Bertha flushed, but looked steadily at him. “I do not know anything except what Mrs. Fricker said in her letter to her son, that you had been manager or agent to a company which failed, and the shareholders believed you to be guilty of deceiving them, and treated you accordingly.”
“Then Mrs. Fricker let me down very gently, which is like her, for she is a kind and very noble woman,” he said, smiling, although his eyes were sad. “However, it seems that I am to be cleared at last, after having lain under a cloud for more than two years. I have a letter here from Mr. Mallom, my stepfather, who tells me that one of the directors has just died, and, at the end, confessed to having thrown the entire blame on me for making certain investments, when all the time I was only working under orders, and very stringent orders at that. I came very near having to stand my trial for embezzlement also. Indeed, seeing the charges against me, I never quite understood how it was that I was not arrested; but this confession, of course, explains that the real culprits feared to go quite so far, lest a criminal enquiry might reveal that I was only the scapegoat. So they stopped at taking away my character, making me a byword among honest men, so that I have found it impossible to get work of a responsible sort. It has been a bitter experience, and I have been an Ishmael among my kind, until I have almost forgotten what it feels like to be able to hold up my head in public, or to walk abroad without having the finger of scorn pointed at me.”
“But some people have always believed in you,” she reminded him gently.
“Thank God, yes; and first among these has always been my stepfather, who offered to spend every dollar he possessed in the attempt to clear me. But I would not have it, for I knew that the people who were shielding themselves behind me had longer purses than we had, and so it would be victory to those who could hold out longest, and my good stepfather would have been left penniless in his old age.

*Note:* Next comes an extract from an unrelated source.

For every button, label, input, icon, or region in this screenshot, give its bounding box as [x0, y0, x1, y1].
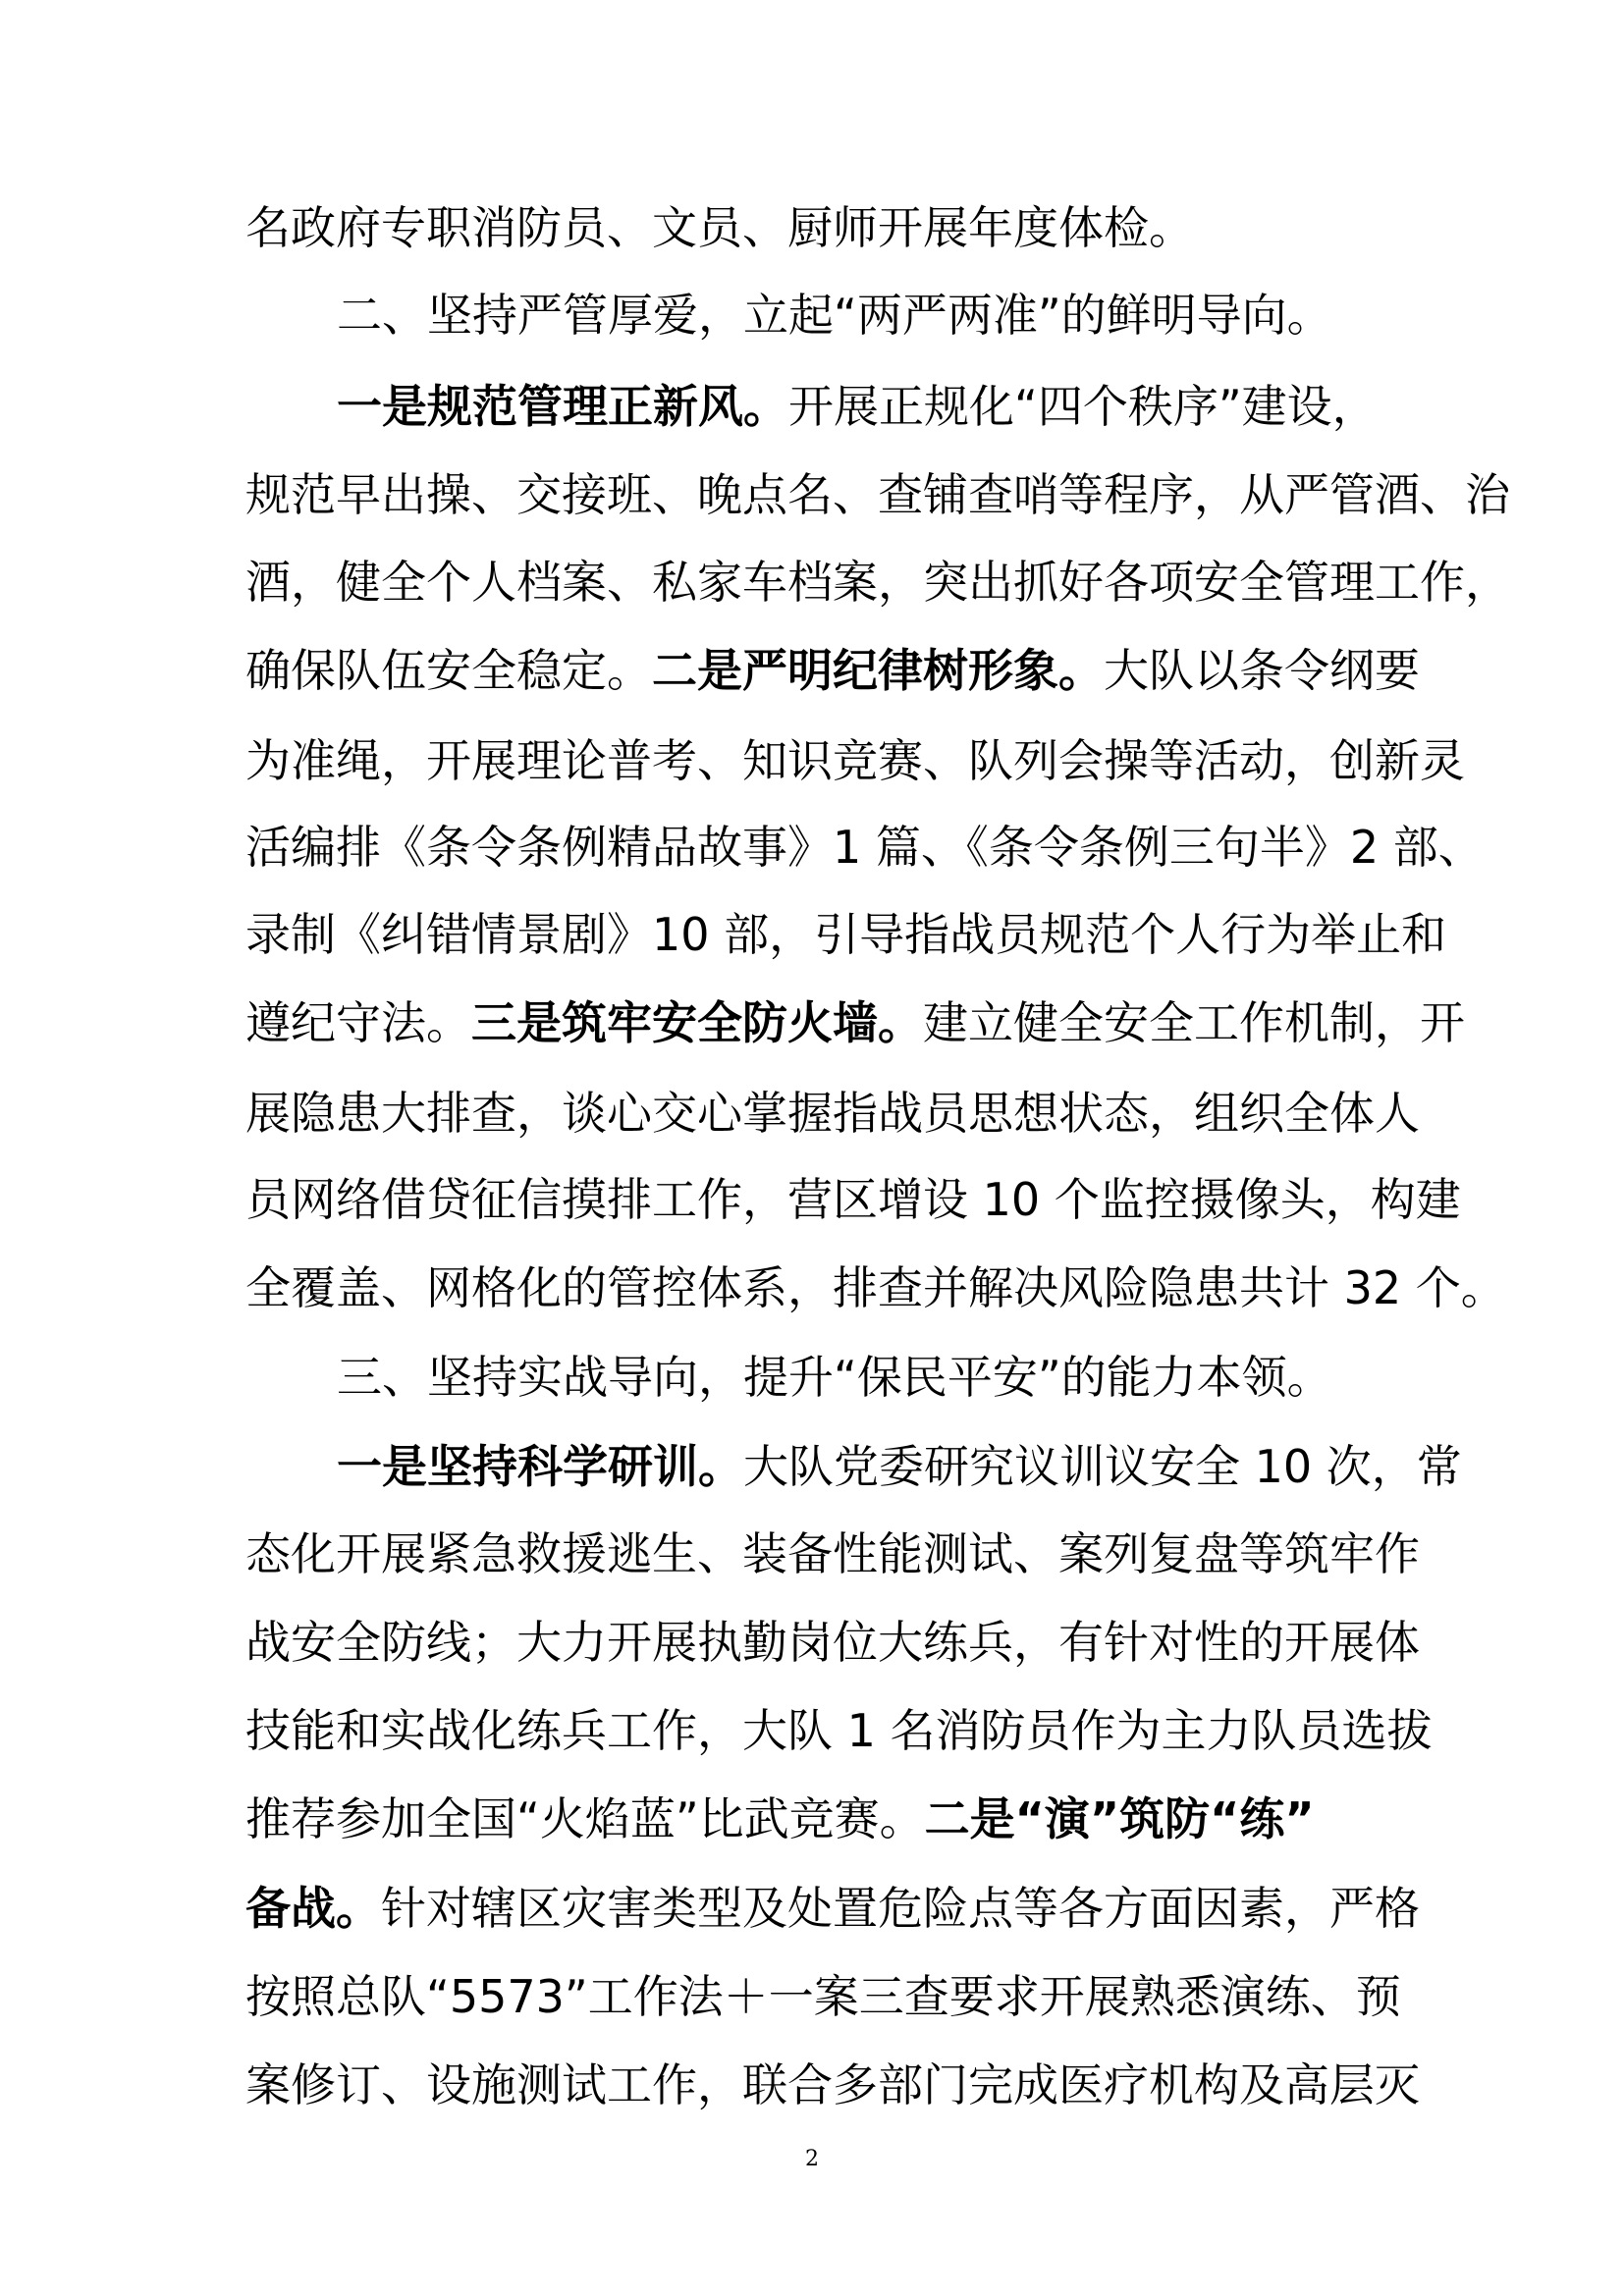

Moreover, I have always believed in the ultimate triumph of right, and this result proves my belief to be justified.”
“What will you do now?” asked Bertha, expecting to hear him say that as soon as he had seen her safe at Duck Flats he should go east as fast as steam could get him there.
But he only gave a low, quiet laugh of intense satisfaction as he replied, “Why, just at first I shall do nothing at all, save enjoy the fact that no one any longer will call me thief, swindler, and the like. Then I shall look round for the most responsible post that I can find, and boldly ask for it. I find that really to appreciate the fact of having a good name, one needs to live under a cloud for a while.”
Bertha was silent for a little time, and then she said, “I suppose that you will not go back to work on the railway again?”
“No; but that settled itself yesterday when the contractor’s man told me that if I was not at my work this morning I need not trouble to come again. Kind man, he has saved me the trouble of sending him a civil resignation!”
“Oh, and it was on my account that you lost your work. I was afraid that you would have to suffer for doing so much for me,” said Bertha, in distress.
Edgar laughed again. It was impossible not to feel light-hearted when such a cloud had been lifted from him.